Kejanggalan ketiga, isi konten dalam surat KPK disebutkan keterangan bersumber dari HSBC Indonesia. Faktanya, PT Bumigas Energi bukanlah nasabah dari HSBC Indonesia melainkan nasabah HSBC Hongkong, bahkan HSBC Indonesia tidak pernah mengeluarkan pernyataan apapun ke KPK.
Kejanggalan keempat, Lebih ironisnya isi konten surat KPK tersebut berbeda dengan isi surat HSBC Hong Kong yang sudah diterima oleh tim kuasa hukum PT Bumigas Energi di Hong Kong.
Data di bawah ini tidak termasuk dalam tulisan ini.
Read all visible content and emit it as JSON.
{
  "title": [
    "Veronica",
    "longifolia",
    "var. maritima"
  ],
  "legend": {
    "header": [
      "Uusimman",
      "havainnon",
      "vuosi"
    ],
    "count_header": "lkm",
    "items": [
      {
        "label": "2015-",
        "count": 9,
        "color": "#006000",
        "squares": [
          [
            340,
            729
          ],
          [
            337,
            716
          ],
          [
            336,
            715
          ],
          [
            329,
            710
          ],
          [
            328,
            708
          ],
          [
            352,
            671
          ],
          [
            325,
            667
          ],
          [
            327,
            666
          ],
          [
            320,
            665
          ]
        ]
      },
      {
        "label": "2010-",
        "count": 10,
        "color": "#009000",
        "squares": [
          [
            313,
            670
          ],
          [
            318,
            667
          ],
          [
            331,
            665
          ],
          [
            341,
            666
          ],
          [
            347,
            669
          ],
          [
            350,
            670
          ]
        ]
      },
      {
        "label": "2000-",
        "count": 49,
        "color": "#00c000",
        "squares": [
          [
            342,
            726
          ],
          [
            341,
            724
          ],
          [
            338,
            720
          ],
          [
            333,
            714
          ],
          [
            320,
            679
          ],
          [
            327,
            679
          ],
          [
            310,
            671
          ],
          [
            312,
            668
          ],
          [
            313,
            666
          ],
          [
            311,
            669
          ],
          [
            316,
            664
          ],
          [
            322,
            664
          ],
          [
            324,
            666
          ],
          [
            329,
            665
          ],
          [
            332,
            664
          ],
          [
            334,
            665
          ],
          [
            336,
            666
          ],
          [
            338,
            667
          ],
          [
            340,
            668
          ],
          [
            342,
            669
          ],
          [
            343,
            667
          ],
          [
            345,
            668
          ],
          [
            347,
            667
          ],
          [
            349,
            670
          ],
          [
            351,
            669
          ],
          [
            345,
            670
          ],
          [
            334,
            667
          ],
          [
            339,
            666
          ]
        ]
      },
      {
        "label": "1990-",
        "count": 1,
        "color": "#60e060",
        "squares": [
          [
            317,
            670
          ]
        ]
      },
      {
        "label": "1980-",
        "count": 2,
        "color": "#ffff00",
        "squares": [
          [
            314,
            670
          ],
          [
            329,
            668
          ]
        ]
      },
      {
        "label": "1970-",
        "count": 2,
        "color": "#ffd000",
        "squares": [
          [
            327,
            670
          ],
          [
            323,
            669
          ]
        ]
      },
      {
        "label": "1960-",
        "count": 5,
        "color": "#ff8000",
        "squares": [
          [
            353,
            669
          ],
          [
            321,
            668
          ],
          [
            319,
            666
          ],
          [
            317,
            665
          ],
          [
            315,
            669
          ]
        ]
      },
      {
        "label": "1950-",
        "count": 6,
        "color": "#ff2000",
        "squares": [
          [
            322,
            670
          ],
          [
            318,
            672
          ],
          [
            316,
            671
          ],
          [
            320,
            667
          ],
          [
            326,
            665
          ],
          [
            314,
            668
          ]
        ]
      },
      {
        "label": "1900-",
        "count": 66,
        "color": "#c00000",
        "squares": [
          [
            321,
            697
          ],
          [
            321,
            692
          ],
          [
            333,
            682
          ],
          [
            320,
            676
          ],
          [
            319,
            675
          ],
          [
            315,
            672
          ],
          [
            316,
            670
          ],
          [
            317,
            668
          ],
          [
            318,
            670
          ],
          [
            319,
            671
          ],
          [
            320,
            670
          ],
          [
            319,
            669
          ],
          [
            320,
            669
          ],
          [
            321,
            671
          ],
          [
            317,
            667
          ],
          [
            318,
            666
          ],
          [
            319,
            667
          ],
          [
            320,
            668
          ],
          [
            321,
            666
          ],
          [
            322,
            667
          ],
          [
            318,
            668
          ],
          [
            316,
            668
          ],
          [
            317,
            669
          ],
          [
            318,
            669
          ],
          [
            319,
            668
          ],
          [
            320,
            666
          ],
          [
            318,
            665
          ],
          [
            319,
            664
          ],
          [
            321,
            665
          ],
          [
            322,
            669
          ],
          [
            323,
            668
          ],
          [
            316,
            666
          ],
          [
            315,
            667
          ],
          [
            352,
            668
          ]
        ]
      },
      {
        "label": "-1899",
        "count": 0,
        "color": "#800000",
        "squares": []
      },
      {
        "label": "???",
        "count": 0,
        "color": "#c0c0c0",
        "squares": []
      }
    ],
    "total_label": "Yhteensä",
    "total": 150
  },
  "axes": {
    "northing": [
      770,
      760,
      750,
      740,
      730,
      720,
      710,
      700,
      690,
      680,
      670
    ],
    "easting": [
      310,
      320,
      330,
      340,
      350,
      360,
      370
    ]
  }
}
Artinya, dugaan kuat surat KPK tersebut kontennya rekayasa, manipulatif, dan by design.
Kejanggalan kelima, isi surat KPK tersebut lagi-lagi berbeda dengan penjelasan HSBC Hongkong sehingga Pahala dengan yakinnya menuding PT Bumigas Energi ‘mengada-ngada’ soal WKP. Apakah Deputi Pencegahan KPK tidak mengerti UU Panas Bumi No 27 Tahun 2003 dan turunannya?
Pernyataan yang telah disampaikan itu justru menjerumuskan dirinya secara langsung dan institusinya secara tidak langsung untuk melakukan perbuatan melawan hukum.
Kejanggalan berikutnya, Pahala sebagai Deputi Pencegahan KPK secara impresif melakukan pembangkangan terhadap UU KPK. Secara tidak langsung Pahala mengakui kegaduhan surat KPK itu dengan menyebut bahwa surat kejaksaan isinya bahkan lebih parah dari surat KPK.
Faktanya, Kejaksaan Agung pun sudah memberikan klarifikasi terkait pernyataan Pahala itu melalui wawancara wartawan Berita Ekspres dengan mantan Jamintel Kejagung Yanmarinka. Bahwa Yanmarinka dengan tegas tidak pernah mengeluarkan surat apapun kepada KPK. Selain itu tidak ada pejabat yang ditugaskan melakukan penelusuran ke HSBC Hong Kong.
Di sini sudah jelas bahwa Ketua KPK Agus Rahardjo melanggar SOP dan UU KPK, apabila terbukti terlibat dalam hal ini. Keterlibatan Agus juga diperkuat oleh Pahala dengan menunjukkan nota dinas sebagai upaya disposisi.
Sayangnya, Agus memilih diam enggan berkomentar ketika ditanya soal surat KPK No B/6004/LIT.04/10-
15/09/2017 yang menyesatkan bagi Bumigas Energi.
Oleh karena itu, Bumigas Energi menduga ada skenario di balik penerbitan surat yang sangat merugikan itu. Dugaan kuat, surat tersebut telah dipersiapkan dengan sengaja oleh Ketua KPK periode 2015-2019 Agus Rahardjo dan anak buahnya Pahala Nainggolan yang bertujuan menjatuhkan sekaligus mengkriminalisasi Bumigas Energi.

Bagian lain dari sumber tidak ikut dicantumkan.